The salary of a British MP is the lowest among the major European economies, and Parliament has been reluctant to vote to raise it because to do so would risk provoking criticism. So it set up a system of permitted expenses, requiring detailed claims and receipts, that was intended as a covert means to enable MPs to increase their de facto incomes to acceptable levels.

            The income that British MPs have achieved by using that expenses system, and by employing their family members as “secretaries” with salaries paid by the taxpayer, is still lower than the incomes received by Italian parliamentarians. It is also much cheaper to live in Rome than in London. Now, however, two things have happened to expose British MPs to ridicule: first, our Freedom of Information law, passed by the Labour government soon after it entered power in 1997, is finally requiring Parliament to disclose all the MPs’ expenses claims; second, our Labour government is in its 12th year in power, so both the media and the public are sick and tired of it. Thus, they get great enjoyment from anything that embarrasses government ministers, and an expenses claim for two pornographic films, made by the Home Secretary (our minister of the interior), proved wonderfully entertaining.

            As all MPs take part in this absurd expenses system, the media ridicule has now turned also to the opposition parties. For that reason, this scandal is not really politically significant. This affair will have no detectable effect on the next British general election, which is required to take place by June 2010. The Labour Party is very likely to lose, and the centre-right Conservative Party very likely to win, but not for any reason connected with corruption or this scandal.

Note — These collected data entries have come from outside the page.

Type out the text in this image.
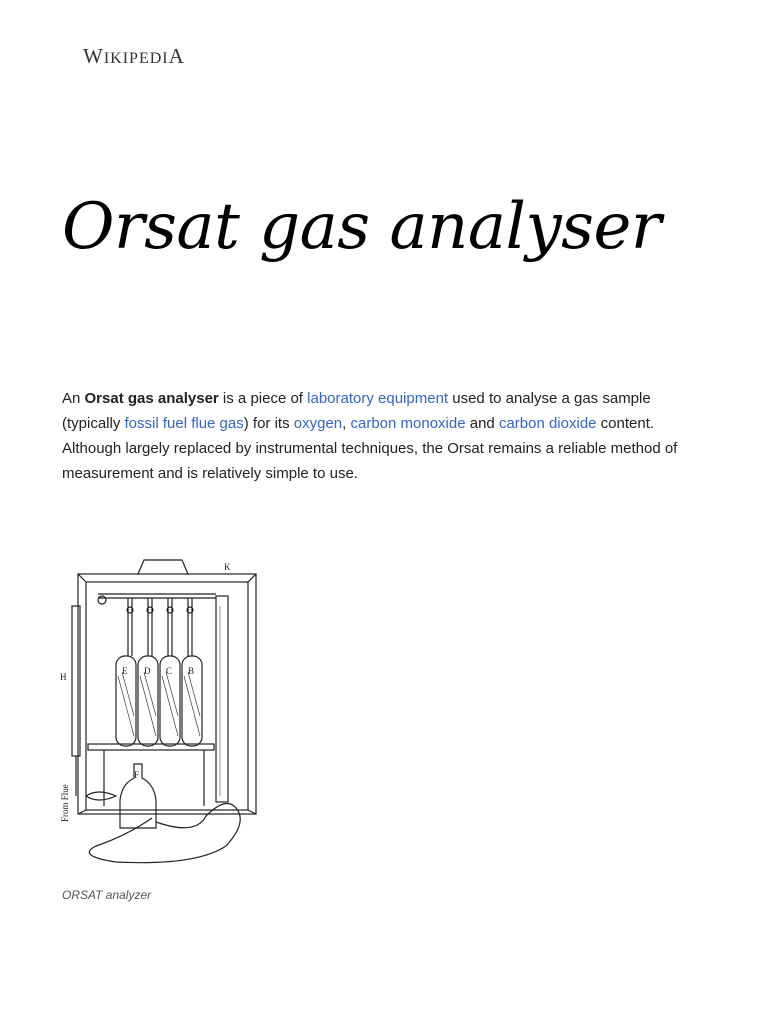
WIKIPEDIA
Orsat gas analyser
An Orsat gas analyser is a piece of laboratory equipment used to analyse a gas sample (typically fossil fuel flue gas) for its oxygen, carbon monoxide and carbon dioxide content. Although largely replaced by instrumental techniques, the Orsat remains a reliable method of measurement and is relatively simple to use.
K
H
F
E D C B
From Flue
ORSAT analyzer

This outcome looks likely because the public wants a change of government after 12 years, and of course because of Britain’s economic recession.

            Which brings me to another myth, believed by my interviewer at Il Giornale, that Britain’s recession is somehow exceptionally severe, making the British people exceptionally angry. This is simply not true. During our genuinely severe recessions in the early years of Margaret Thatcher, in 1980-82, the streets of British cities were at times filled with strikes, demonstrations and even riots. Nothing like that is happening now.

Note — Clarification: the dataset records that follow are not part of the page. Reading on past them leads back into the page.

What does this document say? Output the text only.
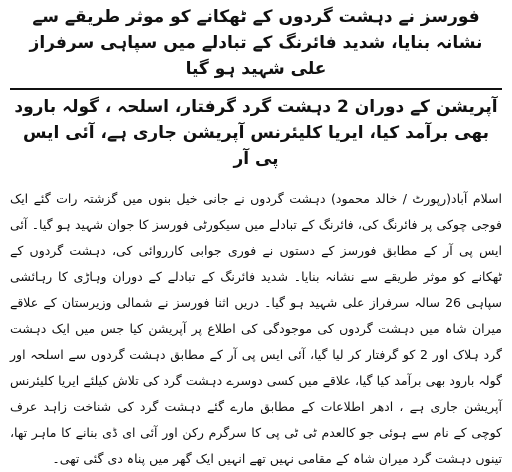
فورسز نے دہشت گردوں کے ٹھکانے کو موثر طریقے سے نشانہ بنایا، شدید فائرنگ کے تبادلے میں سپاہی سرفراز علی شہید ہو گیا
آپریشن کے دوران 2 دہشت گرد گرفتار، اسلحہ ، گولہ بارود بھی برآمد کیا، ایریا کلیئرنس آپریشن جاری ہے، آئی ایس پی آر
اسلام آباد(رپورٹ / خالد محمود) دہشت گردوں نے جانی خیل بنوں میں گزشتہ رات گئے ایک فوجی چوکی پر فائرنگ کی، فائرنگ کے تبادلے میں سیکورٹی فورسز کا جوان شہید ہو گیا۔ آئی ایس پی آر کے مطابق فورسز کے دستوں نے فوری جوابی کارروائی کی، دہشت گردوں کے ٹھکانے کو موثر طریقے سے نشانہ بنایا۔ شدید فائرنگ کے تبادلے کے دوران وہاڑی کا رہائشی سپاہی 26 سالہ سرفراز علی شہید ہو گیا۔ دریں اثنا فورسز نے شمالی وزیرستان کے علاقے میران شاہ میں دہشت گردوں کی موجودگی کی اطلاع پر آپریشن کیا جس میں ایک دہشت گرد ہلاک اور 2 کو گرفتار کر لیا گیا، آئی ایس پی آر کے مطابق دہشت گردوں سے اسلحہ اور گولہ بارود بھی برآمد کیا گیا، علاقے میں کسی دوسرے دہشت گرد کی تلاش کیلئے ایریا کلیئرنس آپریشن جاری ہے ، ادھر اطلاعات کے مطابق مارے گئے دہشت گرد کی شناخت زاہد عرف کوچی کے نام سے ہوئی جو کالعدم ٹی ٹی پی کا سرگرم رکن اور آئی ای ڈی بنانے کا ماہر تھا، تینوں دہشت گرد میران شاہ کے مقامی نہیں تھے انہیں ایک گھر میں پناہ دی گئی تھی۔
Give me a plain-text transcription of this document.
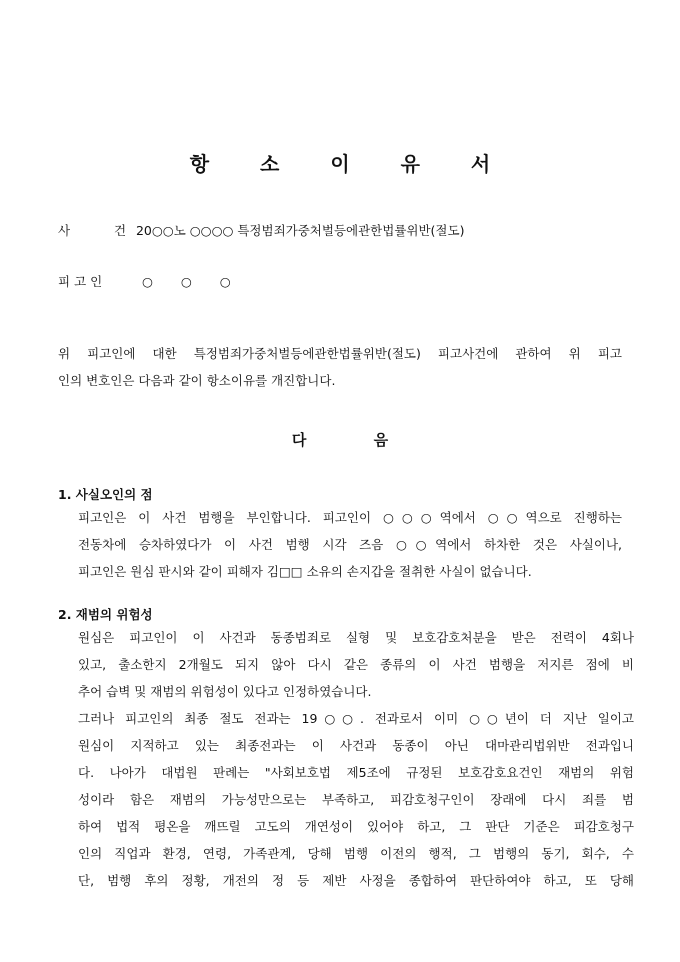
항 소 이 유 서
사 건 20○○노 ○○○○ 특정범죄가중처벌등에관한법률위반(절도)
피고인	○ ○ ○
위 피고인에 대한 특정범죄가중처벌등에관한법률위반(절도) 피고사건에 관하여 위 피고
인의 변호인은 다음과 같이 항소이유를 개진합니다.
다 음
1. 사실오인의 점
피고인은 이 사건 범행을 부인합니다. 피고인이 ○○○역에서 ○○역으로 진행하는
전동차에 승차하였다가 이 사건 범행 시각 즈음 ○○역에서 하차한 것은 사실이나,
피고인은 원심 판시와 같이 피해자 김□□ 소유의 손지갑을 절취한 사실이 없습니다.
2. 재범의 위험성
원심은 피고인이 이 사건과 동종범죄로 실형 및 보호감호처분을 받은 전력이 4회나
있고, 출소한지 2개월도 되지 않아 다시 같은 종류의 이 사건 범행을 저지른 점에 비
추어 습벽 및 재범의 위험성이 있다고 인정하였습니다.
그러나 피고인의 최종 절도 전과는 19○○. 전과로서 이미 ○○년이 더 지난 일이고
원심이 지적하고 있는 최종전과는 이 사건과 동종이 아닌 대마관리법위반 전과입니
다. 나아가 대법원 판례는 "사회보호법 제5조에 규정된 보호감호요건인 재범의 위험
성이라 함은 재범의 가능성만으로는 부족하고, 피감호청구인이 장래에 다시 죄를 범
하여 법적 평온을 깨뜨릴 고도의 개연성이 있어야 하고, 그 판단 기준은 피감호청구
인의 직업과 환경, 연령, 가족관계, 당해 범행 이전의 행적, 그 범행의 동기, 회수, 수
단, 범행 후의 정황, 개전의 정 등 제반 사정을 종합하여 판단하여야 하고, 또 당해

The reason is that our GDP contraction is no worse than elsewhere in Europe and that unemployment in Britain is not exceptionally high: it remains lower than the European average, and slightly lower even than in Italy. Yes, house prices have fallen by about 25% and banks have had to be rescued by the government; yes, the government budget deficit is now exceptionally large, and our public debt is increasing. But this is not causing great pain or suffering to ordinary people. The devaluation of the pound by 30% against the euro is helping our exports and manufacturers. Perhaps next year will be different, and perhaps the need for a Conservative government to raise taxes to reduce the public debt will eventually make people angry. But not yet. Sorry, Giornale.